Meancentring subtracts the average from all the values, forces a mean of zero and thus levels any offset. In many cases this increases the information content in spectral data. As meancentring have few, or any, negative impacts it is usually applied as a robust methods for increasing information in spectral data.

The example below shows how to define a meancentred scaling in the process flow - the result is illustrated in figure 1.

  "spectraInfoEnhancement": {
    "apply": true,
    "standardisation": {
      "apply": true,
      "paretoscaling": false,
      "poissonscaling": false,
      "meancentring": true,
      "unitscaling": false
    },
  }

Autoscaling

Autoscaling (standard score or z-score normalisation) is perhaps the most common preprocessing method; it uses meancentring followed by division with the standard deviation. The result is a mean of zero with a standard deviation of one (1) also having a numerical value of one (1). Autoscaling is a sound approach if the signal to noise ratio is high. However, if the signal to noise ratio is low, or the standard deviation is near zero, autoscaling causes noise to dominate over the signal - this is not uncommon for spectral data. Autoscaling is thus in general not recommended to use as a preprocess for spectral data.

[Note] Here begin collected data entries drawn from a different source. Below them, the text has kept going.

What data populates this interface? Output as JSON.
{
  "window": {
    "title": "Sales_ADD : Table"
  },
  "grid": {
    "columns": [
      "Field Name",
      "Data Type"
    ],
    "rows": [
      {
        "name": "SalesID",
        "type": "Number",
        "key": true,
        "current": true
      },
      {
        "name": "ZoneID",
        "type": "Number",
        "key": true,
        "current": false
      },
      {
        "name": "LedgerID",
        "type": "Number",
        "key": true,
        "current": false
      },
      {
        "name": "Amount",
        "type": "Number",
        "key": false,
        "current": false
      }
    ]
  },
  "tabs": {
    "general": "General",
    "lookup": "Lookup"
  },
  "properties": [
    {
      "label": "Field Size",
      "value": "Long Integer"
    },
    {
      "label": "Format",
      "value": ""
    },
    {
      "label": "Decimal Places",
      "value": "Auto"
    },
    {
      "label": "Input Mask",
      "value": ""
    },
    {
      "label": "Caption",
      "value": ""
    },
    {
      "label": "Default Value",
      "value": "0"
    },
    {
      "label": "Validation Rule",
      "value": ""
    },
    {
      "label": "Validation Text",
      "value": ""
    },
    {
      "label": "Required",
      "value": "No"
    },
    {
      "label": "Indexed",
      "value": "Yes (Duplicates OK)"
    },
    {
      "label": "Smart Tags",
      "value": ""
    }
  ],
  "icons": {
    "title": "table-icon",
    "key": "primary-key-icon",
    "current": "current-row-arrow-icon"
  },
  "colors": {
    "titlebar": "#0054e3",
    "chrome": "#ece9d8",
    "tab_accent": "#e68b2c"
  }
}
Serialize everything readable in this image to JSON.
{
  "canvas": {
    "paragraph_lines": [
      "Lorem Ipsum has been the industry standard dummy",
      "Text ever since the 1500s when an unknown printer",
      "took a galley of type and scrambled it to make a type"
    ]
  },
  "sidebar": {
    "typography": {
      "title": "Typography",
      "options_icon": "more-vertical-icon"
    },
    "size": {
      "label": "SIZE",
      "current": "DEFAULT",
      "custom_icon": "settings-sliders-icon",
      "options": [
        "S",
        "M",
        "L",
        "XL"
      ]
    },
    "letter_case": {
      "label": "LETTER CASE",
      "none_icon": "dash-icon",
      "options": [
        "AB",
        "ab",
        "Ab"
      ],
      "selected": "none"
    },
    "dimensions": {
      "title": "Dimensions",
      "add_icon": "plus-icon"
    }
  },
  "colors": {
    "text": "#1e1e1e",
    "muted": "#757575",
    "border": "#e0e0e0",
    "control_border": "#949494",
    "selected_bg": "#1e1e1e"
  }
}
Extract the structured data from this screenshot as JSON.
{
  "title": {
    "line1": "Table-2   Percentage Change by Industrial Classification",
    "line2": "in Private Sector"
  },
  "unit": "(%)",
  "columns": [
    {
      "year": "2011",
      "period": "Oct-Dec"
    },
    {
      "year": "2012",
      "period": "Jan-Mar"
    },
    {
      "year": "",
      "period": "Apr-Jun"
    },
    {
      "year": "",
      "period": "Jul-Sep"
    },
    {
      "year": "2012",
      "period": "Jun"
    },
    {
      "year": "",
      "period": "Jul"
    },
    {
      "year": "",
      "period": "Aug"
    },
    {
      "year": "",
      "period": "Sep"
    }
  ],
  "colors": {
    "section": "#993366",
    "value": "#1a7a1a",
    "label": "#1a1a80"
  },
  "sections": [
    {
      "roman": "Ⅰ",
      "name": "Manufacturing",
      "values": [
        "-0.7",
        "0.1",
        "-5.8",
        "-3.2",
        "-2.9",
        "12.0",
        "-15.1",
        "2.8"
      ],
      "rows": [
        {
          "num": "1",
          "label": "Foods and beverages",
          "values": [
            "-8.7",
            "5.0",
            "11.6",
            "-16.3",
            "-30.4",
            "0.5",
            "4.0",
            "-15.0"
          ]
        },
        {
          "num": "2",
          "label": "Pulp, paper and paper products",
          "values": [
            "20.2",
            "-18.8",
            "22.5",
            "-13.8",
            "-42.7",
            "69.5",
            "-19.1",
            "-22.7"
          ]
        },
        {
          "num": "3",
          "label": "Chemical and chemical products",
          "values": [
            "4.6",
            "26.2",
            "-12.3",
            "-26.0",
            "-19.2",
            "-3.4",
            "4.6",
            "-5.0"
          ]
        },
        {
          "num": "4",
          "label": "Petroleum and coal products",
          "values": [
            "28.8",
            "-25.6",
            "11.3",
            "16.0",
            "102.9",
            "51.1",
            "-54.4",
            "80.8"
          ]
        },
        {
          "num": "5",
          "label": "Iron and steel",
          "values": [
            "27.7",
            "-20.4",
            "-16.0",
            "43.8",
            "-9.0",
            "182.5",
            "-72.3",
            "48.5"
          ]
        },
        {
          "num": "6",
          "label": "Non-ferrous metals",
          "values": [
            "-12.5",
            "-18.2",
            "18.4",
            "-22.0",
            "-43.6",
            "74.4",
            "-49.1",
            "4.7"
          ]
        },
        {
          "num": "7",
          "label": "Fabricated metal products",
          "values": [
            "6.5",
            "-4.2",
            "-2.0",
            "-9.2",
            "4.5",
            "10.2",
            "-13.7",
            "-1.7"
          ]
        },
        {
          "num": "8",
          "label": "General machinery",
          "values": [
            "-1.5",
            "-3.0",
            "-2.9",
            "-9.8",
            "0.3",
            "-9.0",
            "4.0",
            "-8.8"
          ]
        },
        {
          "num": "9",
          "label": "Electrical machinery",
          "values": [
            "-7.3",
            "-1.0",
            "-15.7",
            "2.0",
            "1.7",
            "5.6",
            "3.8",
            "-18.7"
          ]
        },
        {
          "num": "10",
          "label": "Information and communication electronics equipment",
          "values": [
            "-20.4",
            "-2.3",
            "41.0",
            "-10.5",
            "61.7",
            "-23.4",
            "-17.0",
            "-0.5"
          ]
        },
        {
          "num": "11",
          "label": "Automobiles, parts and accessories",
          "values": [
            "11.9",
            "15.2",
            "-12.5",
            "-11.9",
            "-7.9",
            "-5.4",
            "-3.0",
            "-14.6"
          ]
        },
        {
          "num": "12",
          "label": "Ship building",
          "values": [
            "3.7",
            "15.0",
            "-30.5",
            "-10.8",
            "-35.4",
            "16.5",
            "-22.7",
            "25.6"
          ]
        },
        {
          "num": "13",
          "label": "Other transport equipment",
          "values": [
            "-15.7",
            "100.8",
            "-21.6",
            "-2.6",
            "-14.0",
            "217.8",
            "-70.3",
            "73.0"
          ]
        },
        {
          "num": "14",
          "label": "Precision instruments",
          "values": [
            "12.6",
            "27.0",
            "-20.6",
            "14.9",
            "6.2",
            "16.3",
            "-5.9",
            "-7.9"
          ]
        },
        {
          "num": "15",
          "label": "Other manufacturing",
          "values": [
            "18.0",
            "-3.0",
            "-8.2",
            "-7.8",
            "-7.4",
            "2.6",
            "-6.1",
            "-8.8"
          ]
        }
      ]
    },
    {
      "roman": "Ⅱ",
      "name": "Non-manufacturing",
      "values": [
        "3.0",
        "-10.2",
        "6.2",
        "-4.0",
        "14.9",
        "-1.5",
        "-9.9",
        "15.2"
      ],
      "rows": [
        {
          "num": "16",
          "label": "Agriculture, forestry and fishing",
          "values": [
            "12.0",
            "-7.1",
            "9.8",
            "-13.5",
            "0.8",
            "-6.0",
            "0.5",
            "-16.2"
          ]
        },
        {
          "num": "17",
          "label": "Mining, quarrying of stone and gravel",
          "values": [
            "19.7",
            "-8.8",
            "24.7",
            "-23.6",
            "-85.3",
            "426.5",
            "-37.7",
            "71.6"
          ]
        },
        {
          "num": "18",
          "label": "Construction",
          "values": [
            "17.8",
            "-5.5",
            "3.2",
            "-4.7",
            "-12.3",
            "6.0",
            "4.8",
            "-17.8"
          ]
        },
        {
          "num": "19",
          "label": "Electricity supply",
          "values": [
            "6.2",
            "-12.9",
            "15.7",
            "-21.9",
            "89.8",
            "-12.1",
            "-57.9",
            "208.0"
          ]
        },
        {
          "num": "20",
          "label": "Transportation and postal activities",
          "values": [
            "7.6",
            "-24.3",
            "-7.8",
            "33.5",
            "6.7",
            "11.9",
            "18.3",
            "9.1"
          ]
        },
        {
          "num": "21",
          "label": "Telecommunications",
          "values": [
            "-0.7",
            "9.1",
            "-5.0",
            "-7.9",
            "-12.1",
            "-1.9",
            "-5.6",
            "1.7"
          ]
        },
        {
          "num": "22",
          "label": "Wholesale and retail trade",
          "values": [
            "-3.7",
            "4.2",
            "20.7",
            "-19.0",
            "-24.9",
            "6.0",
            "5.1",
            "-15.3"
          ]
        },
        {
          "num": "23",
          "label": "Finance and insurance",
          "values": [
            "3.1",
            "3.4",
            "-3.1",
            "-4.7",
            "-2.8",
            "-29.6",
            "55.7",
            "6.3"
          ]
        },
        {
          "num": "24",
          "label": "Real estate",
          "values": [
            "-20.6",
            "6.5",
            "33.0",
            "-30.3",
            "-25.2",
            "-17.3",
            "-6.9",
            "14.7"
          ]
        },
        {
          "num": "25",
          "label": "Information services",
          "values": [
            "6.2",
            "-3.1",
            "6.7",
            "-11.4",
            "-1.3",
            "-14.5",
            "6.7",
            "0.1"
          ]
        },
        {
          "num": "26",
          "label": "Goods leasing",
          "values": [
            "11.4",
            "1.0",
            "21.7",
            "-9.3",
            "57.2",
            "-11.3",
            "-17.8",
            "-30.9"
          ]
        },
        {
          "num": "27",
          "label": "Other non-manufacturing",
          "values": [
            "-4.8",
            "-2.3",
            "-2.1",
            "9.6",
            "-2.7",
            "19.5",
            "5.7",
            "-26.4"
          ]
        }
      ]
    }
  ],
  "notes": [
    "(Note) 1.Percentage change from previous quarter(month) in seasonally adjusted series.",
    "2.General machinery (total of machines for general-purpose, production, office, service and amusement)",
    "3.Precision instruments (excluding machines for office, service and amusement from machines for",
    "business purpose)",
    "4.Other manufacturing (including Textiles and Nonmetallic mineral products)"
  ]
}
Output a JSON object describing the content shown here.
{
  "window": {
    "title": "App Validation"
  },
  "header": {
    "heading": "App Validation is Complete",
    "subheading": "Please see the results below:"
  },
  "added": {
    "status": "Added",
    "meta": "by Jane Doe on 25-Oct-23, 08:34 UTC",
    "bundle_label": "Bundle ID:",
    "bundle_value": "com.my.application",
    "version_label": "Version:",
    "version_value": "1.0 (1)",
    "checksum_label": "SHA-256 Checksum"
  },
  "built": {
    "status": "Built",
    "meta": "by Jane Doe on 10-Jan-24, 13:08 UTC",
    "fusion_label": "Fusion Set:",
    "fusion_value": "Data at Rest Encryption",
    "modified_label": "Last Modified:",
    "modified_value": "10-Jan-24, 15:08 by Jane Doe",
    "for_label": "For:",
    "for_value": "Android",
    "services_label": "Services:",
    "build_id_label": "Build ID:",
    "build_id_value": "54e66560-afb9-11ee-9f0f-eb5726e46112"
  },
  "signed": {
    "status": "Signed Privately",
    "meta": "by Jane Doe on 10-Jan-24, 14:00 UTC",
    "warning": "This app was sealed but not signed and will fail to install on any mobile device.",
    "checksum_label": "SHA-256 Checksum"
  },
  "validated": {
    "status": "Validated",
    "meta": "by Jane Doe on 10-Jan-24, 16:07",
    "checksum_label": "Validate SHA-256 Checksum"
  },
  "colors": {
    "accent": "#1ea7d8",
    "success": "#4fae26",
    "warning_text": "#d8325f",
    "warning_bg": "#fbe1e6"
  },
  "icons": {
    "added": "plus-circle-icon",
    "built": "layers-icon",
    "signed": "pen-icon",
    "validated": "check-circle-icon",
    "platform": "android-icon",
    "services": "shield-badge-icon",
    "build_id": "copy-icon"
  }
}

The example below shows how to define autoscaling in the process flow - the result is illustrated in figure 1.

  "spectraInfoEnhancement": {
    "apply": true,
    "standardisation": {
      "apply": true,
      "paretoscaling": false,
      "poissonscaling": false,
      "meancentring": true,
      "unitscaling": true
    },
  }

Pareto scaling

Pareto scaling can be applied as a means for enhancing smaller true peaks/troughs in the spectral signal while suppressing noise. The method scales each variable by the square root of the standard deviation without applying any prior meancentring.

The example below shows how to define Pareto scaling in the process flow - the result is illustrated in figure 1.

"spectraInfoEnhancement": {
  "apply": true,
  "standardisation": {
    "apply": true,
    "paretoscaling": true,
    "poissonscaling": false,
    "meancentring": false,
    "unitscaling": false
  },
}

Poisson scaling

Poisson scaling (also known as square root mean scaling or “sqrt mean scale”) is an alterantive to Pareto scaling for enhancing smaller true peaks/troughs while keeping doen the noise. The method sscales each variable by the square root of the mean without applying any prior meancentring. An offset is sometimes used for adjusting variables with near-zero values as part of the Poisson scaling. This is not implemented in the present version of the process-flow.

The example below shows how to define Poisson scaling in the process flow - the result is illustrated in figure 1.

"spectraInfoEnhancement": {
  "apply": true,
  "standardisation": {
    "apply": true,
    "paretoscaling": false,
    "poissonscaling": true,
    "meancentring": false,
    "unitscaling": false
  },
}

Illustration

Figure 1 illustrates 4 different standardisation functions for enhancing information content in spectral data, all available as part of the process flow.

Figure 1. Standardisation methods included in the process flow; top row: meancentring and autoscaling, bottom row: Pareto and Poisson scaling.